Competencies: MI11.2
Group 3: Antimicrobial Stewardship Design
- Draft a one-page 'MICU Antibiotic Policy Card' for Ward 6 with first-line, second-line, and restricted-agent guidance for the three most common infection types (HAP/VAP, BSI, UTI) based on the antibiogram provided.
- Role-play a 72-hour antibiotic review conversation: one student is the prescribing resident who started meropenem empirically; the other is the stewardship pharmacist reviewing on day 3 when culture shows susceptible E. coli.
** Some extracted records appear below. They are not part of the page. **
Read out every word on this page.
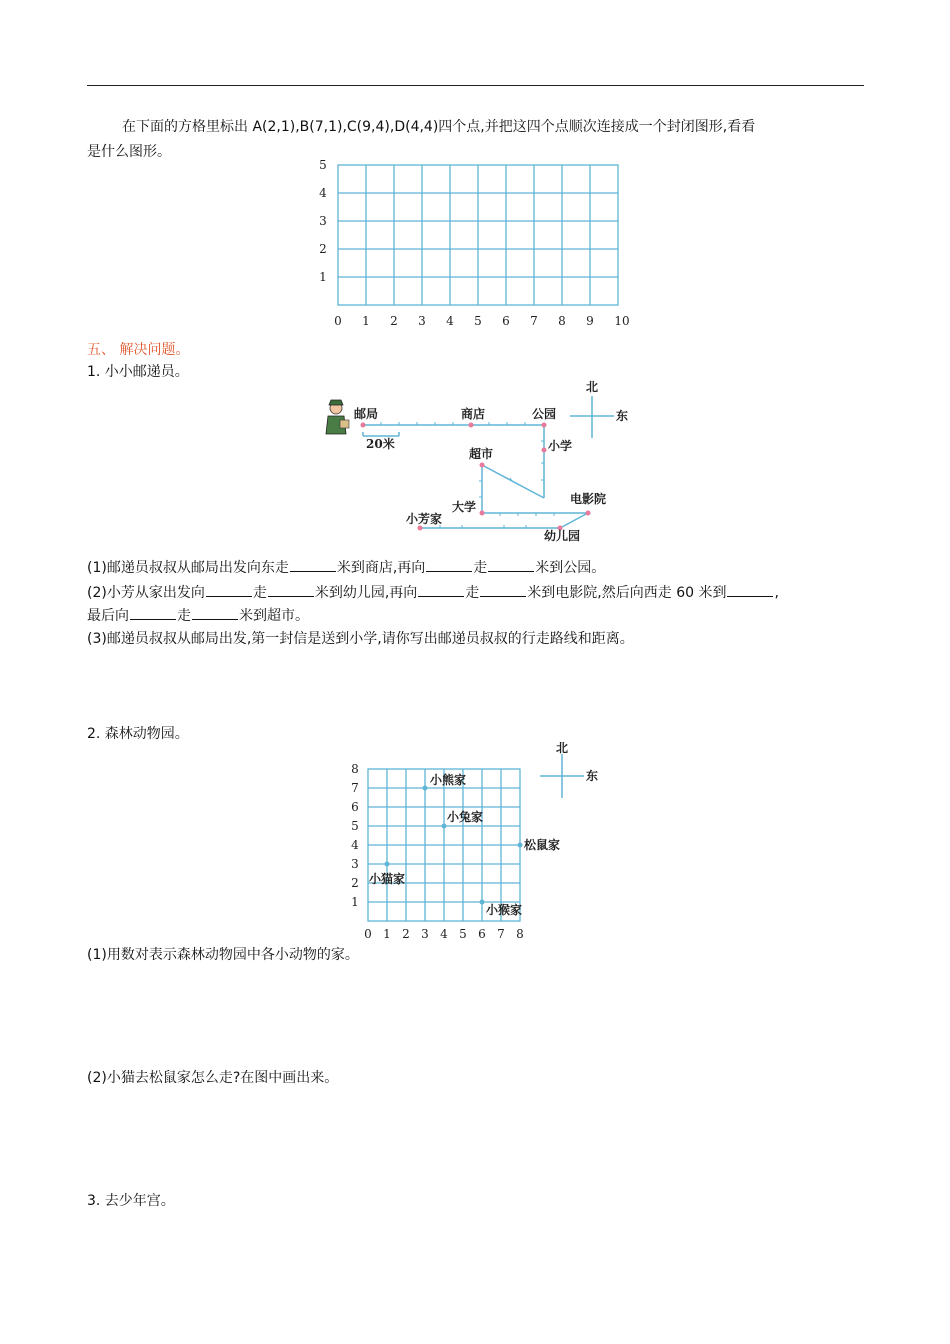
在下面的方格里标出 A(2,1),B(7,1),C(9,4),D(4,4)四个点,并把这四个点顺次连接成一个封闭图形,看看
是什么图形。
5
4
3
2
1
0 1 2 3 4 5 6 7 8 9 10
五、 解决问题。
1. 小小邮递员。
北
东
邮局	商店	公园
小学
超市
大学
电影院
小芳家
幼儿园
20米
(1)邮递员叔叔从邮局出发向东走	米到商店,再向	走	米到公园。
(2)小芳从家出发向	走	米到幼儿园,再向	走	米到电影院,然后向西走 60 米到	,
最后向	走	米到超市。
(3)邮递员叔叔从邮局出发,第一封信是送到小学,请你写出邮递员叔叔的行走路线和距离。
2. 森林动物园。
北
东
小熊家
小兔家
松鼠家
小猫家
小猴家
8
7
6
5
4
3
2
1
0 1 2 3 4 5 6 7 8
(1)用数对表示森林动物园中各小动物的家。
(2)小猫去松鼠家怎么走?在图中画出来。
3. 去少年宫。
Demonstrate de-escalation communication skills.
Competencies: MI11.3
Learning Issues
Research these questions and bring your findings to the discussion.
- [MI11.1] How does the mCIM/eCIM test distinguish class B (MBL) from class D (OXA) carbapenemases phenotypically, and what are the treatment implications of each?
- [MI11.1] What is the mechanism of colistin's antibacterial action, and how does lipid A modification (mcr-mediated or chromosomal) confer resistance?
- [MI11.2] How does co-production of OXA-48 plus an ESBL eliminate the entire beta-lactam class for a single Klebsiella isolate?
- [MI11.2] What is ST258, and why is whole-genome sequencing important in outbreak investigation of drug-resistant organisms?
- [MI11.3] What are the five core AMSP strategies, and which are achievable in Indian district hospital settings without specialist support?
- [MI11.3] What evidence supports carbapenem prescription review at 72 hours as a stewardship intervention, and what clinical endpoints does it improve?